小説 | ナノ

68.こうして彼らは生き残る [ 69/72 ]


 坑道の中を進むにつれて瘴気が濃くなっている。町中は人気がなかったが、坑道の中には人が所々倒れていた。
「これは、どういうことですの。アクゼリュスの人々を救助するために救助隊を派遣致しましたのに、救助されてないではありませんか!」
「ええーっ、それってレプリカルークがアクゼリュスの人を見殺しにしたってこと!? さいってー」
 憤るナタリアに便乗するかのようにアニスが声を荒げた。悪い言いながらも、到底恐縮している様子もないガイが、己の主を虚仮おろしている。
「悪いな。ルークは、誘拐がなければ屋敷から出たことがない箱入りなんだ。親善大使なんて言われても、どんなことをすれば良いかなんて分からなかったんだろう」
「ガイ! あれはレプリカですわ」
 すかさずナタリアの叱責が飛ぶが、ガイはハイハイと適当に返している。
「ナタリアが、親善大使だったら良かったのにぃ」
「同感ですね。あの世間知らずのレプリカよりは、王女であるナタリアの方が相応しい」
 アニスの言葉にジェイドが、眼鏡を押し上げ企むような笑みを浮かべてその言葉を肯定した。

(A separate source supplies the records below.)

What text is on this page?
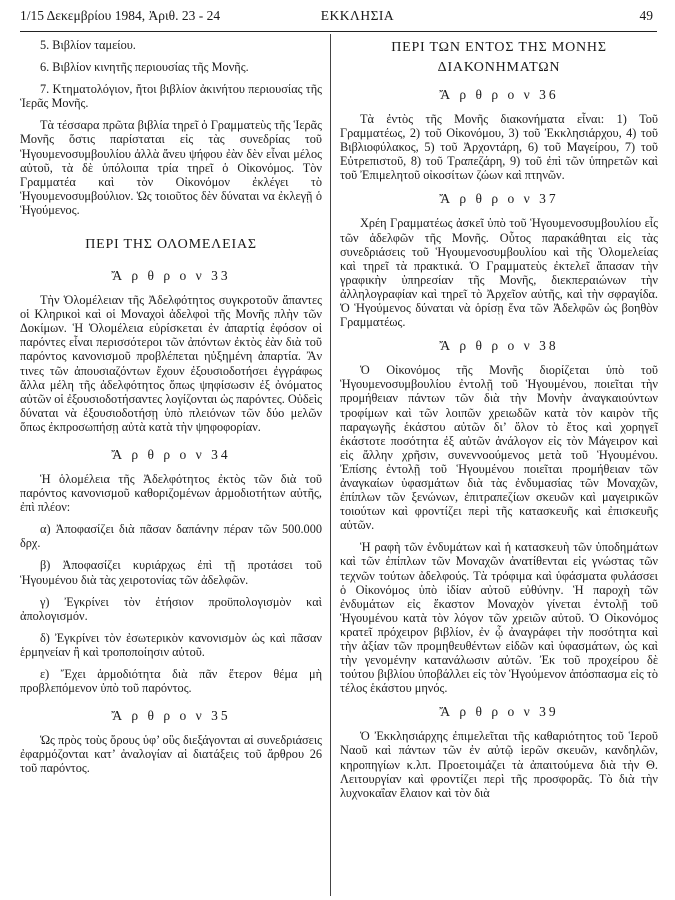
1/15 Δεκεμβρίου 1984, Ἀριθ. 23 - 24	ΕΚΚΛΗΣΙΑ	49

5. Βιβλίον ταμείου.

6. Βιβλίον κινητῆς περιουσίας τῆς Μονῆς.

7. Κτηματολόγιον, ἤτοι βιβλίον ἀκινήτου περιουσίας τῆς Ἱερᾶς Μονῆς.

Τὰ τέσσαρα πρῶτα βιβλία τηρεῖ ὁ Γραμματεὺς τῆς Ἱερᾶς Μονῆς ὅστις παρίσταται εἰς τὰς συνεδρίας τοῦ Ἡγουμενοσυμβουλίου ἀλλὰ ἄνευ ψήφου ἐὰν δὲν εἶναι μέλος αὐτοῦ, τὰ δὲ ὑπόλοιπα τρία τηρεῖ ὁ Οἰκονόμος. Τὸν Γραμματέα καὶ τὸν Οἰκονόμον ἐκλέγει τὸ Ἡγουμενοσυμβούλιον. Ὡς τοιοῦτος δὲν δύναται να ἐκλεγῇ ὁ Ἡγούμενος.

ΠΕΡΙ ΤΗΣ ΟΛΟΜΕΛΕΙΑΣ

Ἄ ρ θ ρ ο ν 33

Τὴν Ὁλομέλειαν τῆς Ἀδελφότητος συγκροτοῦν ἅπαντες οἱ Κληρικοὶ καὶ οἱ Μοναχοὶ ἀδελφοὶ τῆς Μονῆς πλὴν τῶν Δοκίμων. Ἡ Ὁλομέλεια εὑρίσκεται ἐν ἀπαρτίᾳ ἐφόσον οἱ παρόντες εἶναι περισσότεροι τῶν ἀπόντων ἐκτὸς ἐὰν διὰ τοῦ παρόντος κανονισμοῦ προβλέπεται ηὐξημένη ἀπαρτία. Ἂν τινες τῶν ἀπουσιαζόντων ἔχουν ἐξουσιοδοτήσει ἐγγράφως ἄλλα μέλη τῆς ἀδελφότητος ὅπως ψηφίσωσιν ἐξ ὀνόματος αὐτῶν οἱ ἐξουσιοδοτήσαντες λογίζονται ὡς παρόντες. Οὐδεὶς δύναται νὰ ἐξουσιοδοτήσῃ ὑπὸ πλειόνων τῶν δύο μελῶν ὅπως ἐκπροσωπήσῃ αὐτὰ κατὰ τὴν ψηφοφορίαν.

Ἄ ρ θ ρ ο ν 34

Ἡ ὁλομέλεια τῆς Ἀδελφότητος ἐκτὸς τῶν διὰ τοῦ παρόντος κανονισμοῦ καθοριζομένων ἁρμοδιοτήτων αὐτῆς, ἐπὶ πλέον:

α) Ἀποφασίζει διὰ πᾶσαν δαπάνην πέραν τῶν 500.000 δρχ.

β) Ἀποφασίζει κυριάρχως ἐπὶ τῇ προτάσει τοῦ Ἡγουμένου διὰ τὰς χειροτονίας τῶν ἀδελφῶν.

γ) Ἐγκρίνει τὸν ἐτήσιον προϋπολογισμὸν καὶ ἀπολογισμόν.

δ) Ἐγκρίνει τὸν ἐσωτερικὸν κανονισμὸν ὡς καὶ πᾶσαν ἑρμηνείαν ἢ καὶ τροποποίησιν αὐτοῦ.

ε) Ἔχει ἁρμοδιότητα διὰ πᾶν ἕτερον θέμα μὴ προβλεπόμενον ὑπὸ τοῦ παρόντος.

Ἄ ρ θ ρ ο ν 35

Ὡς πρὸς τοὺς ὅρους ὑφ’ οὓς διεξάγονται αἱ συνεδριάσεις ἐφαρμόζονται κατ’ ἀναλογίαν αἱ διατάξεις τοῦ ἄρθρου 26 τοῦ παρόντος.

ΠΕΡΙ ΤΩΝ ΕΝΤΟΣ ΤΗΣ ΜΟΝΗΣ

ΔΙΑΚΟΝΗΜΑΤΩΝ

Ἄ ρ θ ρ ο ν 36

Τὰ ἐντὸς τῆς Μονῆς διακονήματα εἶναι: 1) Τοῦ Γραμματέως, 2) τοῦ Οἰκονόμου, 3) τοῦ Ἐκκλησιάρχου, 4) τοῦ Βιβλιοφύλακος, 5) τοῦ Ἀρχοντάρη, 6) τοῦ Μαγείρου, 7) τοῦ Εὐτρεπιστοῦ, 8) τοῦ Τραπεζάρη, 9) τοῦ ἐπὶ τῶν ὑπηρετῶν καὶ τοῦ Ἐπιμελητοῦ οἰκοσίτων ζώων καὶ πτηνῶν.

Ἄ ρ θ ρ ο ν 37

Χρέη Γραμματέως ἀσκεῖ ὑπὸ τοῦ Ἡγουμενοσυμβουλίου εἷς τῶν ἀδελφῶν τῆς Μονῆς. Οὗτος παρακάθηται εἰς τὰς συνεδριάσεις τοῦ Ἡγουμενοσυμβουλίου καὶ τῆς Ὁλομελείας καὶ τηρεῖ τὰ πρακτικά. Ὁ Γραμματεὺς ἐκτελεῖ ἅπασαν τὴν γραφικὴν ὑπηρεσίαν τῆς Μονῆς, διεκπεραιώνων τὴν ἀλληλογραφίαν καὶ τηρεῖ τὸ Ἀρχεῖον αὐτῆς, καὶ τὴν σφραγίδα. Ὁ Ἡγούμενος δύναται νὰ ὁρίσῃ ἕνα τῶν Ἀδελφῶν ὡς βοηθὸν Γραμματέως.

Ἄ ρ θ ρ ο ν 38

Ὁ Οἰκονόμος τῆς Μονῆς διορίζεται ὑπὸ τοῦ Ἡγουμενοσυμβουλίου ἐντολῇ τοῦ Ἡγουμένου, ποιεῖται τὴν προμήθειαν πάντων τῶν διὰ τὴν Μονὴν ἀναγκαιούντων τροφίμων καὶ τῶν λοιπῶν χρειωδῶν κατὰ τὸν καιρὸν τῆς παραγωγῆς ἑκάστου αὐτῶν δι’ ὅλον τὸ ἔτος καὶ χορηγεῖ ἑκάστοτε ποσότητα ἐξ αὐτῶν ἀνάλογον εἰς τὸν Μάγειρον καὶ εἰς ἄλλην χρῆσιν, συνεννοούμενος μετὰ τοῦ Ἡγουμένου. Ἐπίσης ἐντολῇ τοῦ Ἡγουμένου ποιεῖται προμήθειαν τῶν ἀναγκαίων ὑφασμάτων διὰ τὰς ἐνδυμασίας τῶν Μοναχῶν, ἐπίπλων τῶν ξενώνων, ἐπιτραπεζίων σκευῶν καὶ μαγειρικῶν τοιούτων καὶ φροντίζει περὶ τῆς κατασκευῆς καὶ ἐπισκευῆς αὐτῶν.

Ἡ ραφὴ τῶν ἐνδυμάτων καὶ ἡ κατασκευὴ τῶν ὑποδημάτων καὶ τῶν ἐπίπλων τῶν Μοναχῶν ἀνατίθενται εἰς γνώστας τῶν τεχνῶν τούτων ἀδελφούς. Τὰ τρόφιμα καὶ ὑφάσματα φυλάσσει ὁ Οἰκονόμος ὑπὸ ἰδίαν αὐτοῦ εὐθύνην. Ἡ παροχὴ τῶν ἐνδυμάτων εἰς ἕκαστον Μοναχὸν γίνεται ἐντολῇ τοῦ Ἡγουμένου κατὰ τὸν λόγον τῶν χρειῶν αὐτοῦ. Ὁ Οἰκονόμος κρατεῖ πρόχειρον βιβλίον, ἐν ᾧ ἀναγράφει τὴν ποσότητα καὶ τὴν ἀξίαν τῶν προμηθευθέντων εἰδῶν καὶ ὑφασμάτων, ὡς καὶ τὴν γενομένην κατανάλωσιν αὐτῶν. Ἐκ τοῦ προχείρου δὲ τούτου βιβλίου ὑποβάλλει εἰς τὸν Ἡγούμενον ἀπόσπασμα εἰς τὸ τέλος ἑκάστου μηνός.

Ἄ ρ θ ρ ο ν 39

Ὁ Ἐκκλησιάρχης ἐπιμελεῖται τῆς καθαριότητος τοῦ Ἱεροῦ Ναοῦ καὶ πάντων τῶν ἐν αὐτῷ ἱερῶν σκευῶν, κανδηλῶν, κηροπηγίων κ.λπ. Προετοιμάζει τὰ ἀπαιτούμενα διὰ τὴν Θ. Λειτουργίαν καὶ φροντίζει περὶ τῆς προσφορᾶς. Τὸ διὰ τὴν λυχνοκαΐαν ἔλαιον καὶ τὸν διὰ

 ナタリアはと云うと、満更ではないのか気を良くし笑みを浮かべている。
「わたくしが、ですか?」
「そうだな。ナタリアの方が、親善大使として相応しいんじゃないか」
「ナタリアが、親善大使で決定だね☆」
 アニスの言葉がダメ押しとなり、彼らの中では親善大使=ナタリアの構図が出来たのだが、彼らが世紀の大罪人と指名手配されているなどお気楽な彼らは未だ気付いていなかった。
 親善大使(偽)ご一行は、生きている人は居ないか確認するために坑道の中を探索していたら人工的に掘ったとは言い難い空洞を発見した。
「大佐、なんかこの穴だけおかしくないですかぁ?」
 アニスが指さした先にあるのは、何かで綺麗にくり抜かれた跡があった。火薬やつるはし等で広げられた穴ではなかった。
「まるでそこに在ったものを消し去ったような跡ですね」
「大佐、この先に道が続いていますわ」
「気を付けて下さいよ。この先に何があるか分からないのですから」
「分かってますわ!」
 ジェイドの忠告に、ナタリアは神妙な顔で頷きガイを先頭に立たせアニス・ナタリア・ジェイドの順で隊を組み最下層部へと進んだ。整備された道の先を進むにつれ瘴気は薄れ正常な空気が充満している。
 見たこともない巨大な造形物の前に、人影が二つ立っていた。
「ルーク!!」
「総長もいた!」
 ナタリアが、オリジナル・ルークことアッシュを見つけ駆け寄ろうとした瞬間にそれは起こった。
 アッシュの手から眩い光が放たれた後に、巨大な造形物は一瞬に無に返った。
 直後、地面から巨大な揺れが襲いかかり足場が崩れていく。
「大変です!! このままでは崩落します」
 ジェイドの焦った声が響き渡り、
「譜歌を歌う。皆、こっちへ!」
 ヴァンがすかさずユリアの譜歌を歌った。悪運が強いのか、運よく落ちてきたタルタロスに乗り絶体絶命の危機を乗り切ったのだった。